QUESTION: My students use the computer lab for 1 hour per week and work on various other projects with their teacher. We watch National Geographic videos, play songs in English and, once in a while, watch a whole movie. This year I would like to offer the same activities, but I am looking for something outside of the coursebook publisher's materials. Can you help?
There are two suggestions we would like to offer you. The first has to do with computer lab activities and the second with project work tasks.
1. To begin, work with your teachers as 'a member of the team' to experiment with downloading from ESL/EFL websites. You can add new activities to what you've already used successfully into by-level syllabi (i.e. pre-junior to pre-lower). In your question, you write that you'd like to use the same activities you found in commercial software; this may mean that you and your teachers will need to create activities on your own. (Visit websites for making worksheets and card/ board games, e.g. http://www.mes-english.com/ http://www.eslhq.com/)
2. Your teachers do projects with their learners. Great! You could attempt to expand the range and variety of project work tasks. First of all, plan to organize your pool of project tasks by topic. Within each topic you can then list your tasks by level. (www.manythings.org or www.esl-library.com)
EXAMPLE TASK (for B1 learners):
Read and or listen to the text at http://www.manythings.org/wikipedia/22002.html.
1. Find the names of some of the indigenous populations of today's Canada. (Search for "aboriginal peoples of Canada").
2. List the ten provinces and three territories of Canada.
Project Work: Draw a map of Canada and label it with your answers from 1. and 2. above.
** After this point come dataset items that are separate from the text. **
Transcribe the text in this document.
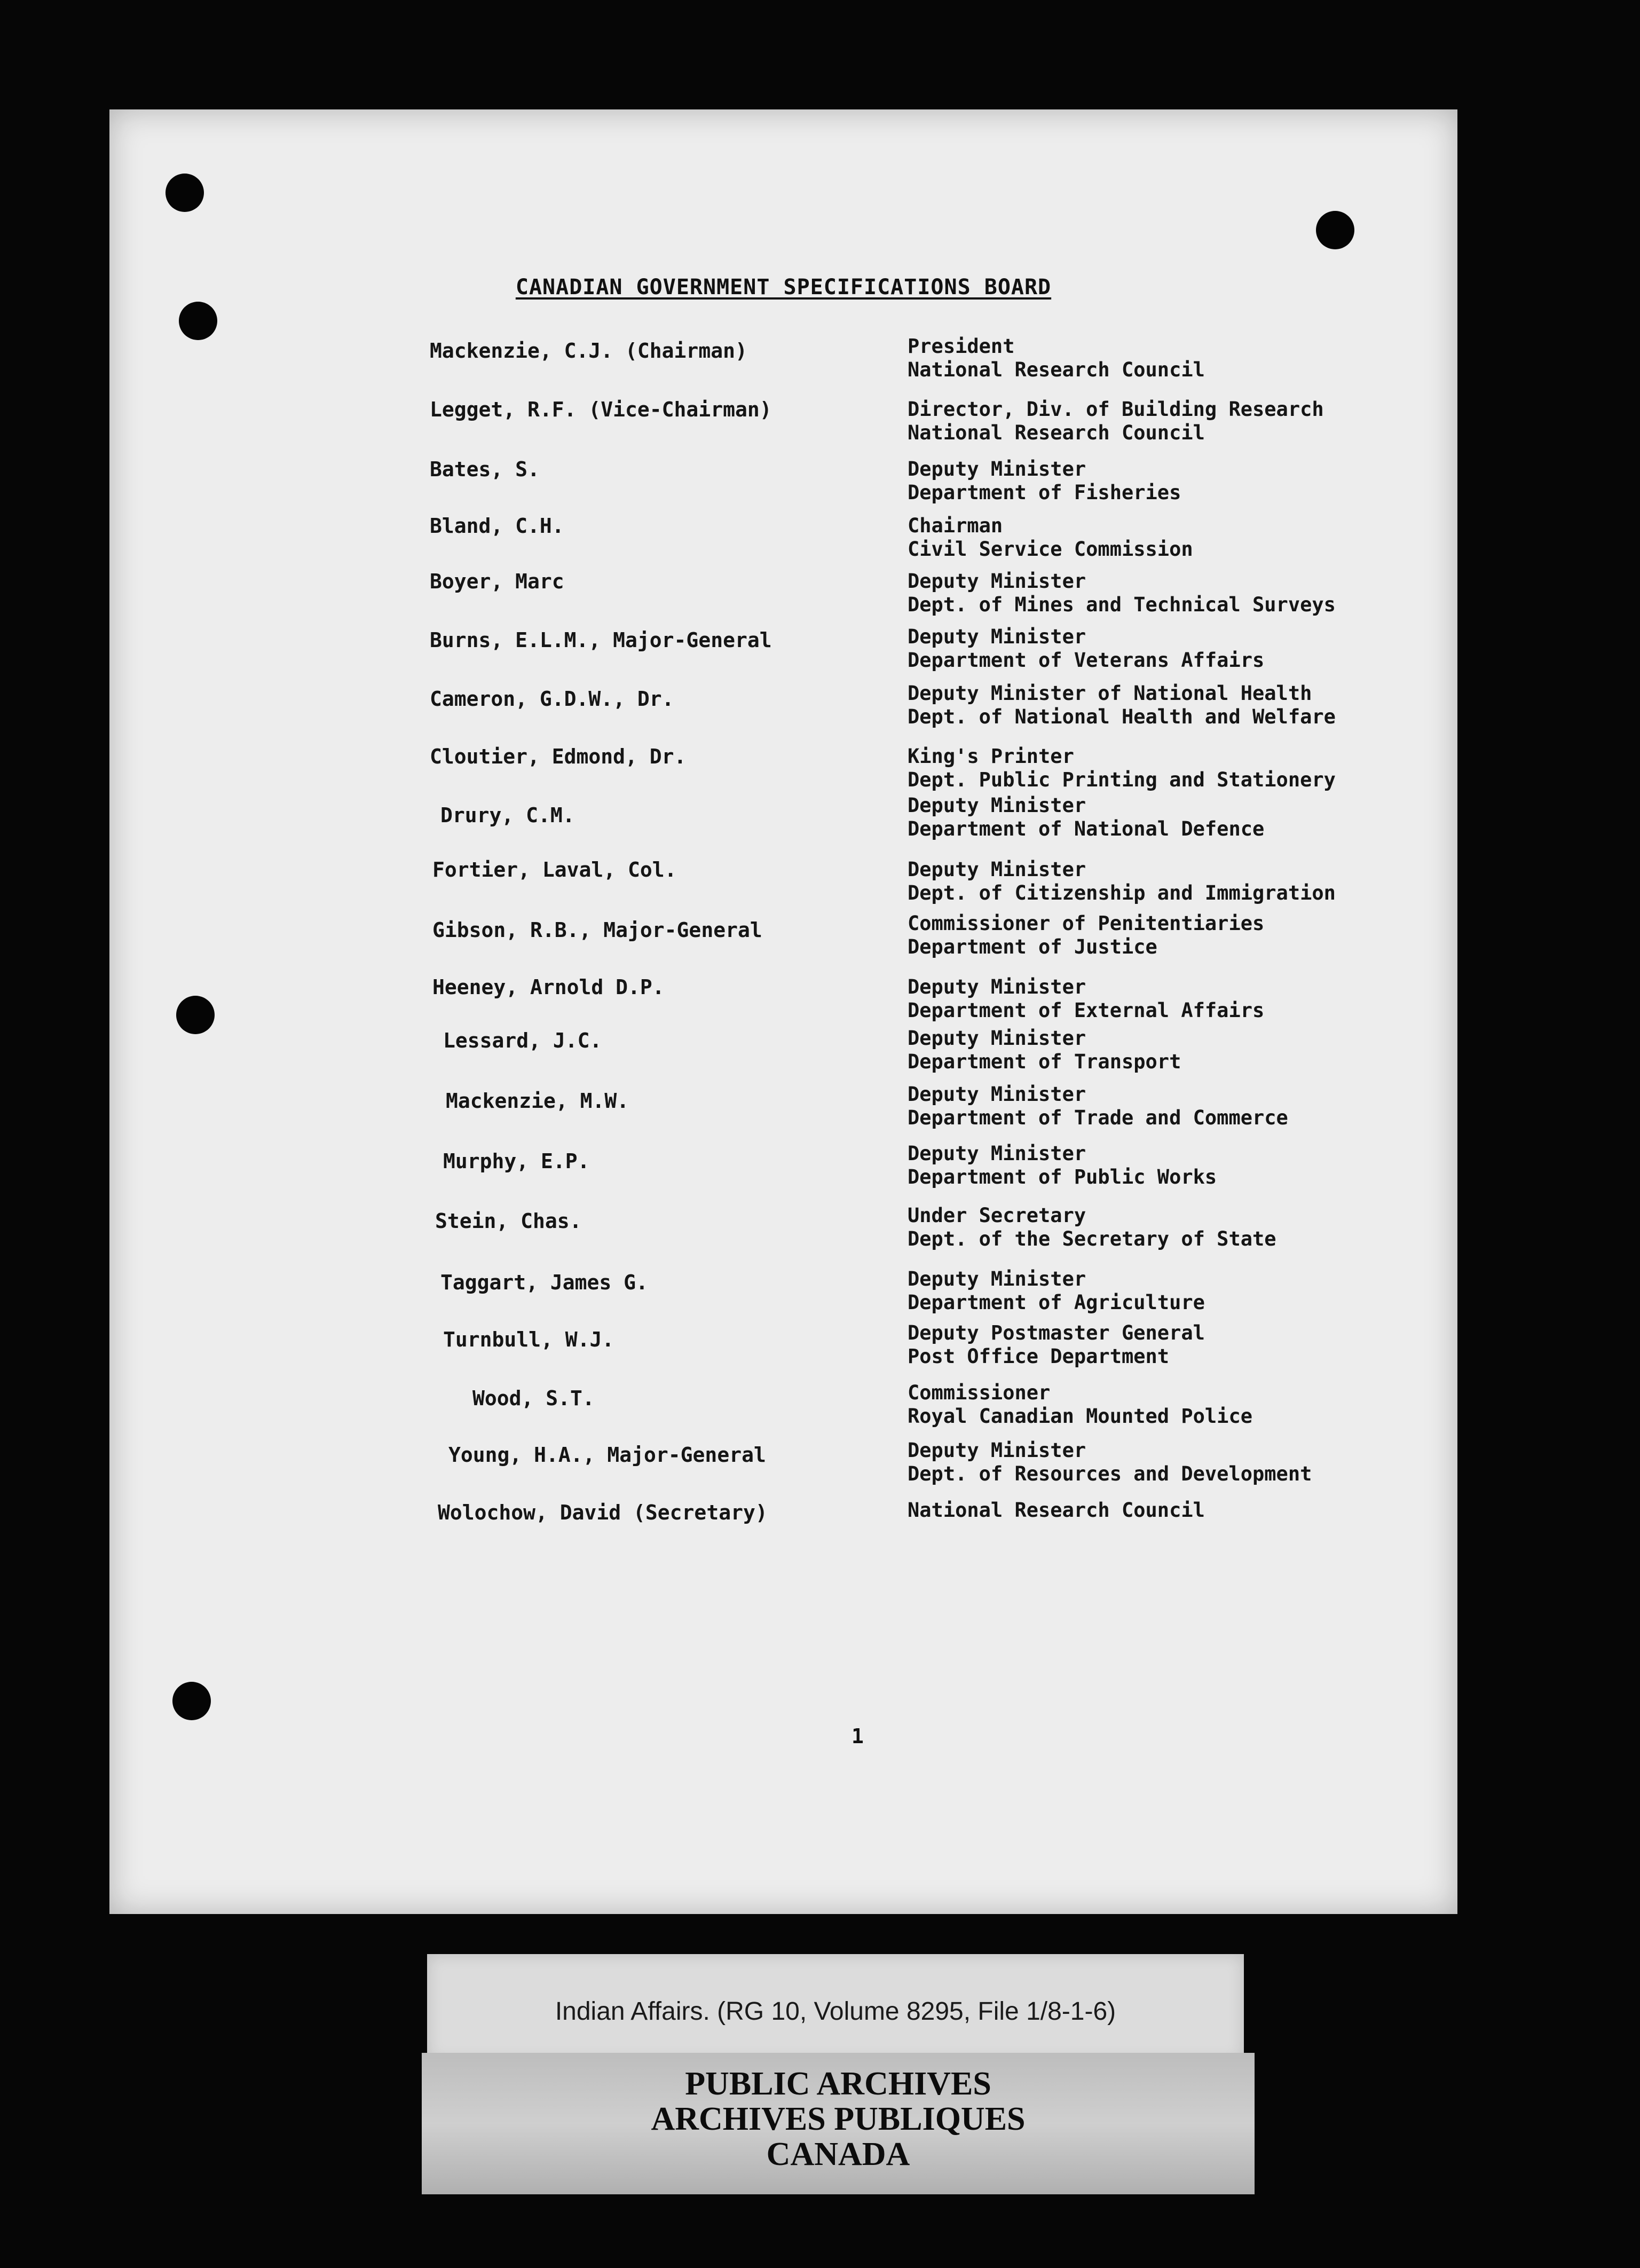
CANADIAN GOVERNMENT SPECIFICATIONS BOARD
Mackenzie, C.J. (Chairman)	President
National Research Council
Legget, R.F. (Vice-Chairman)	Director, Div. of Building Research
National Research Council
Bates, S.	Deputy Minister
Department of Fisheries
Bland, C.H.	Chairman
Civil Service Commission
Boyer, Marc	Deputy Minister
Dept. of Mines and Technical Surveys
Burns, E.L.M., Major-General	Deputy Minister
Department of Veterans Affairs
Cameron, G.D.W., Dr.	Deputy Minister of National Health
Dept. of National Health and Welfare
Cloutier, Edmond, Dr.	King's Printer
Dept. Public Printing and Stationery
Drury, C.M.	Deputy Minister
Department of National Defence
Fortier, Laval, Col.	Deputy Minister
Dept. of Citizenship and Immigration
Gibson, R.B., Major-General	Commissioner of Penitentiaries
Department of Justice
Heeney, Arnold D.P.	Deputy Minister
Department of External Affairs
Lessard, J.C.	Deputy Minister
Department of Transport
Mackenzie, M.W.	Deputy Minister
Department of Trade and Commerce
Murphy, E.P.	Deputy Minister
Department of Public Works
Stein, Chas.	Under Secretary
Dept. of the Secretary of State
Taggart, James G.	Deputy Minister
Department of Agriculture
Turnbull, W.J.	Deputy Postmaster General
Post Office Department
Wood, S.T.	Commissioner
Royal Canadian Mounted Police
Young, H.A., Major-General	Deputy Minister
Dept. of Resources and Development
Wolochow, David (Secretary)	National Research Council
1
Indian Affairs. (RG 10, Volume 8295, File 1/8-1-6)
PUBLIC ARCHIVES
ARCHIVES PUBLIQUES
CANADA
Here are three ways to start your pool of project work tasks:
(1) Hold project events (or Project Day) where learners can display artistic project work for other learners or parents to view. Both teachers and learners will be motivated to 'show their stuff' at the Project Day. Learners can begin by writing or drawing their impressions and thoughts. Some can be encouraged to create simple media projects (like 6-slide powerpoint presentations or 30-second video clips) with their teacher's guidance to share with their peers,
(2) Search and select reading/listening texts by project theme. Choose texts which, with a few elicitation questions written by the teacher, will stimulate the learners to express their opinions and pursue discussion. Extension activities of such discussion can include class debates, polls using student-written questionnaires and in-class writing of pair interviews on the topic of these texts.
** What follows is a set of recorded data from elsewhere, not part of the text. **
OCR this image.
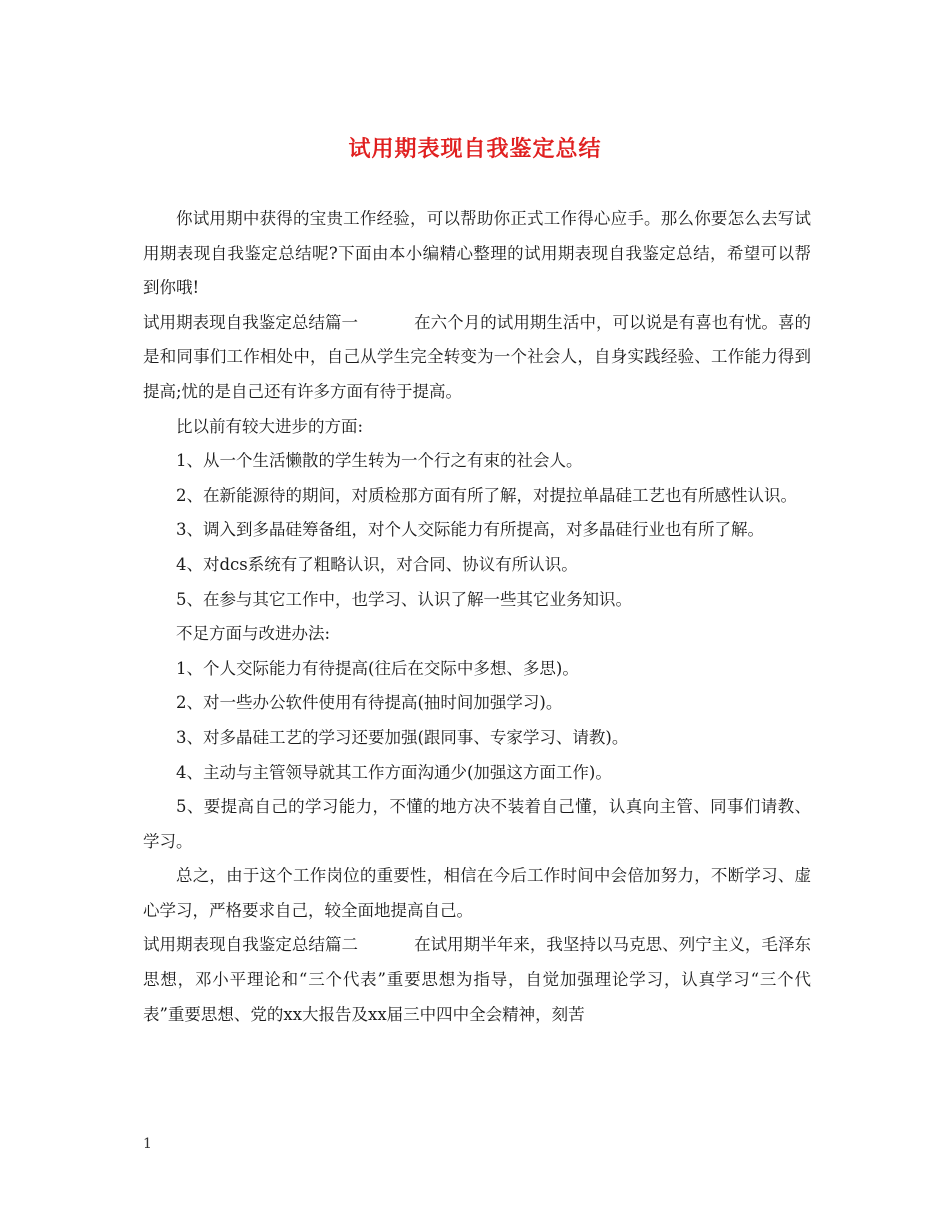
试用期表现自我鉴定总结

你试用期中获得的宝贵工作经验，可以帮助你正式工作得心应手。那么你要怎么去写试用期表现自我鉴定总结呢?下面由本小编精心整理的试用期表现自我鉴定总结，希望可以帮到你哦!

试用期表现自我鉴定总结篇一	在六个月的试用期生活中，可以说是有喜也有忧。喜的是和同事们工作相处中，自己从学生完全转变为一个社会人，自身实践经验、工作能力得到提高;忧的是自己还有许多方面有待于提高。

比以前有较大进步的方面:

1、从一个生活懒散的学生转为一个行之有束的社会人。

2、在新能源待的期间，对质检那方面有所了解，对提拉单晶硅工艺也有所感性认识。

3、调入到多晶硅筹备组，对个人交际能力有所提高，对多晶硅行业也有所了解。

4、对dcs系统有了粗略认识，对合同、协议有所认识。

5、在参与其它工作中，也学习、认识了解一些其它业务知识。

不足方面与改进办法:

1、个人交际能力有待提高(往后在交际中多想、多思)。

2、对一些办公软件使用有待提高(抽时间加强学习)。

3、对多晶硅工艺的学习还要加强(跟同事、专家学习、请教)。

4、主动与主管领导就其工作方面沟通少(加强这方面工作)。

5、要提高自己的学习能力，不懂的地方决不装着自己懂，认真向主管、同事们请教、学习。

总之，由于这个工作岗位的重要性，相信在今后工作时间中会倍加努力，不断学习、虚心学习，严格要求自己，较全面地提高自己。

试用期表现自我鉴定总结篇二	在试用期半年来，我坚持以马克思、列宁主义，毛泽东思想，邓小平理论和“三个代表”重要思想为指导，自觉加强理论学习，认真学习“三个代表”重要思想、党的xx大报告及xx届三中四中全会精神，刻苦

1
(3) Find short films and plan Observation tasks, appropriate to learners' ages and levels. Observation tasks can be helpful for teaching 'body language' and other paralinguistic features of human communication.
EXAMPLE OF AN OBSERVATION TASK:
You select a 40-second sequence - a scene from a film where two strangers (an elderly man in a suit and tie and a young woman in a jogging suit) on a city park bench begin a conversation.
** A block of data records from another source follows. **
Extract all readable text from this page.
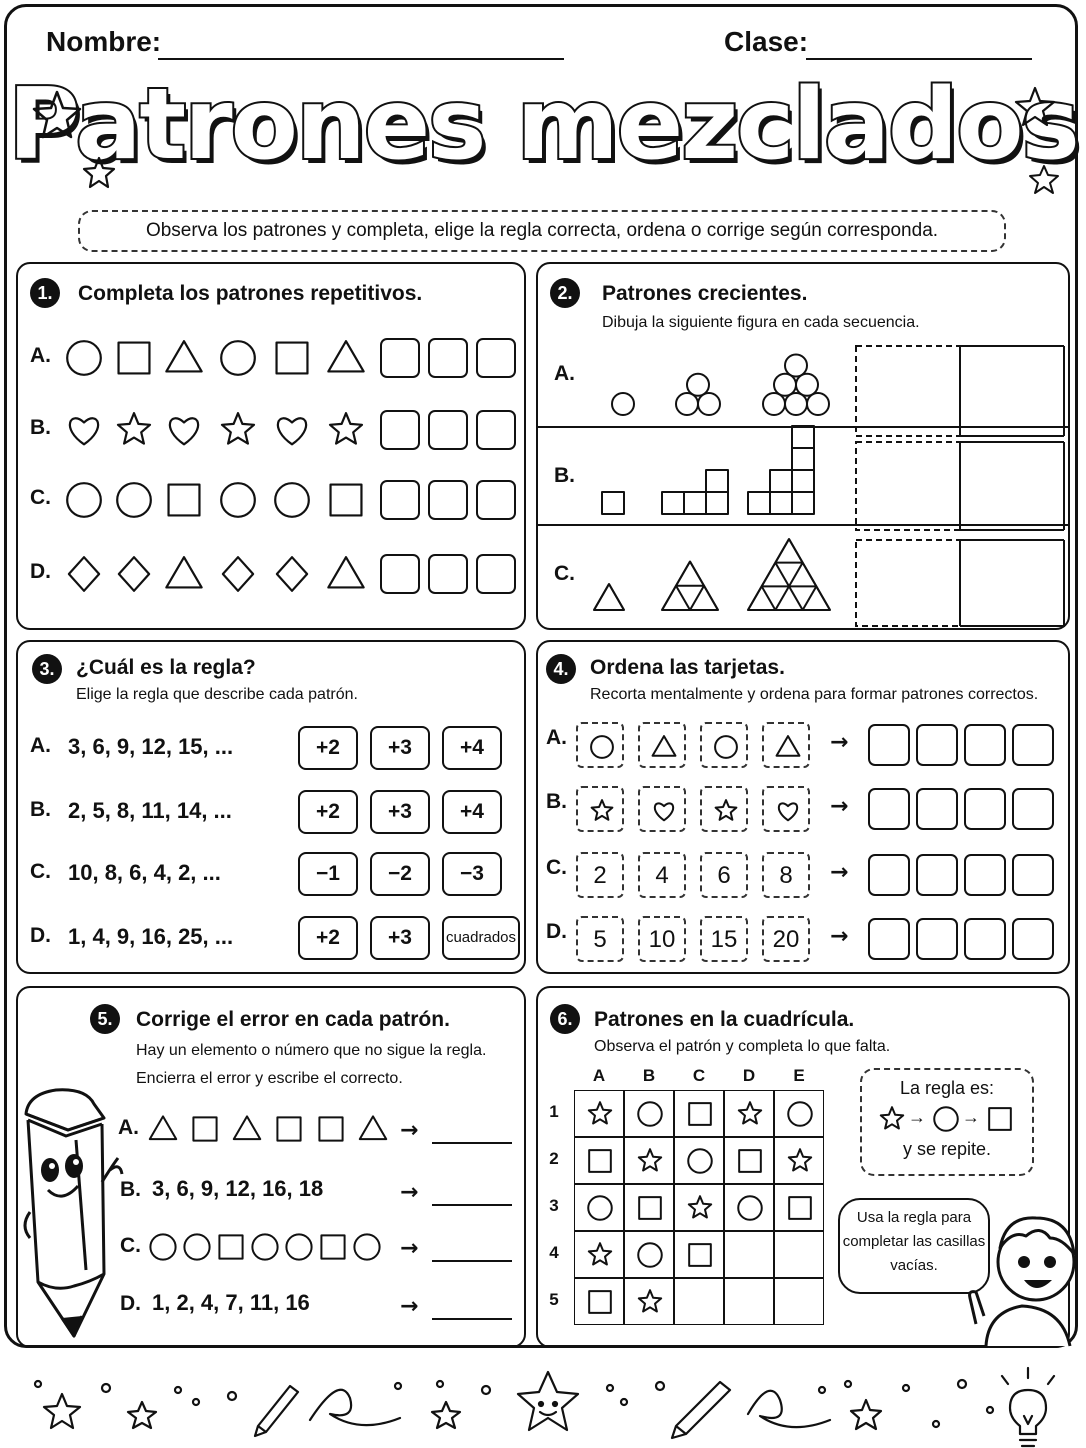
Nombre:	Clase:
Patrones mezclados
Observa los patrones y completa, elige la regla correcta, ordena o corrige según corresponda.
1.	Completa los patrones repetitivos.
A.
B.
C.
D.
2.	Patrones crecientes.
Dibuja la siguiente figura en cada secuencia.
A.
B.
C.
3.	¿Cuál es la regla?
Elige la regla que describe cada patrón.
A. 3, 6, 9, 12, 15, ...	+2	+3	+4
B. 2, 5, 8, 11, 14, ...	+2	+3	+4
C. 10, 8, 6, 4, 2, ...	−1	−2	−3
D. 1, 4, 9, 16, 25, ...	+2	+3	cuadrados
4.	Ordena las tarjetas.
Recorta mentalmente y ordena para formar patrones correctos.
A.	→
B.	→
C.	2	4	6	8	→
D.	5	10	15	20	→
5.	Corrige el error en cada patrón.
Hay un elemento o número que no sigue la regla.
Encierra el error y escribe el correcto.
A.	→
B. 3, 6, 9, 12, 16, 18	→
C.	→
D. 1, 2, 4, 7, 11, 16	→
6.	Patrones en la cuadrícula.
Observa el patrón y completa lo que falta.
A	B	C	D	E
1
2
3
4
5
La regla es:
→ →
y se repite.
Usa la regla para
completar las casillas
vacías.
Pre-viewing: Teacher shows a still of the two characters,using pause button and no sound, and asks the following elicitation questions: "Where are these two people?", "What can you tell about them from their appearance, posture, dress...?", "Do they know each other?" Learners answer.
While-viewing: (1) "Without listening to what is being said, observe both people and tell me more about them or, if you want to, change the answers you gave me before." Teacher plays the sequence with no sound.
(2) "Let's look at this bit once more. Please note down any glances, gestures or movements both people make." After this second viewing, learners give their answers and guess what the dialogue between the two people is.
Post-viewing: "Let's hear what they are saying." Teacher plays the sequence with the sound up this time. Afterwards, the teacher asks. "When you heard them speak, how did your image of these people change?" Learners discuss their interpretations of body language and/or the dialogue.
A word of caution: Watching a whole movie is fine for 'exposure' to the target language, but, for 'teaching with film', remember that one minute of film can fill a 45-minute lesson! Specific pre-viewing, while-viewing and/or post-viewing tasks, which can elicit practice in listening, speaking, reading and writing, can be planned around even very short film segments and sequences. Film is a rich medium and communicates message after message (and, at times, a number of synchronous messages!), through visual, auditory and kinesthetic channels. In other words, a little bit of film goes a long way! Exploit this medium with a very few well-thought-out tasks requiring learners to view a short sequence more than once.